Si les conditions ne sont pas respectées, il faut payer la plus-value
Si le dirigeant ne respecte pas les conditions de réinvestissement de 60 %, la plus-value est immédiatement due, avec des intérêts de retard (0,2 % par mois) décomptés à partir du jour de l’apport des titres. Si le FCPR ou FPCI dans lequel il a investi ne remplit pas la condition de 75 % d’investissements éligibles, la plus-value est due si cette condition n’est pas remplie au terme des cinq ans de placement. Une attention toute particulière doit être portée aux obligations déclaratives. Elles sont nombreuses, à toutes les étapes : l’année de l’apport (constitution de la holding), pendant le report et l’année de fin de report. Elles doivent être réalisées, selon les obligations, par le donateur et par le donataire. En cas de non-respect, ils risquent une amende de 150 euros par déclaration non effectuée, et surtout la perte du bénéfice du report d’imposition.
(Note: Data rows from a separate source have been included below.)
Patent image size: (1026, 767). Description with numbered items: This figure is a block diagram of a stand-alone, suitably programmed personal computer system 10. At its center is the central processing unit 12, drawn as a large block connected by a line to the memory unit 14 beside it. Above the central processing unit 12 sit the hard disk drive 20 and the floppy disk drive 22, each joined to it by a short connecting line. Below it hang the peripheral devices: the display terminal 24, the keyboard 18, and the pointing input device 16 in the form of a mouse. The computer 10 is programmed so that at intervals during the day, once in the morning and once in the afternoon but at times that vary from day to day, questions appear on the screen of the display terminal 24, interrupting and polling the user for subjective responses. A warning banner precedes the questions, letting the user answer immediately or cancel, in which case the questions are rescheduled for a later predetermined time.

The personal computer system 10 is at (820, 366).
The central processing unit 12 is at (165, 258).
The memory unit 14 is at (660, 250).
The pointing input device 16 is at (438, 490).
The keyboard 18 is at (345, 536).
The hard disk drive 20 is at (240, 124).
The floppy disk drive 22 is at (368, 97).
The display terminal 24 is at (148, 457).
Un exemple de préconisation
Toujours dans l’hypothèse d’une valorisation de la société d’exploitation à un million d’euros, une bonne solution peut être, pour le dirigeant, de conserver 20 % de cette société en direct et d’apporter 80 % à la holding.Les 20 % (200 000 euros) permettent d’obtenir 140 000 euros (après paiement de la flat tax de 30 %) libres de réinvestissement, sur son compte bancaire personnel. Les 80 % (800 000 euros) permettent de diminuer le montant des 60 % de réinvestissement dans une « activité économique » (480 000 euros au lieu de 600 000 euros) et d’optimiser la plus-value sur les 40 % libres de réinvestissement (320 000 euros au lieu de 400 000 euros). Cette solution permet de s’acquitter de ses dettes personnelles et/ou de concrétiser un projet personnel en évitant la frustration de ne pas pouvoir utiliser les fruits de cette vente. Elle permet également de créer des revenus complémentaires en direct (dividendes) et non au sein de la holding pour ne pas tout encapsuler.
AVANTAGES ET INCONVÉNIENTS DE L’APPORT-CESSION : LES POINTS CLÉS À RETENIR
• Obligation de réemploi de 60 % du prix de cession en cas de cession dans les trois premières années après l’apport.
• Le produit de cession est encapsulé au sein de la holding à l’IS : une fiscalité sera due en cas de distribution de dividendes ou de réduction de capital (30 %).
• Perte du bénéfice de l’abattement de 500 000 euros pour départ à la retraite.
• Administratif : gestion de deux comptabilités, deux approbations des comptes avec les coûts que cela engendre.
MAIS :
• Le dirigeant conserve 100 % du prix de cession et peut réinvestir l’intégralité, sans fiscalité, afin de se créer des revenus complémentaires.
• Il peut démarrer sa transmission successorale et préparer sa retraite.
• Les placements éligibles pour réinvestir sont très diversifiés et rémunérateurs, bien qu’ils ne doivent pas représenter l’ensemble du patrimoine placé.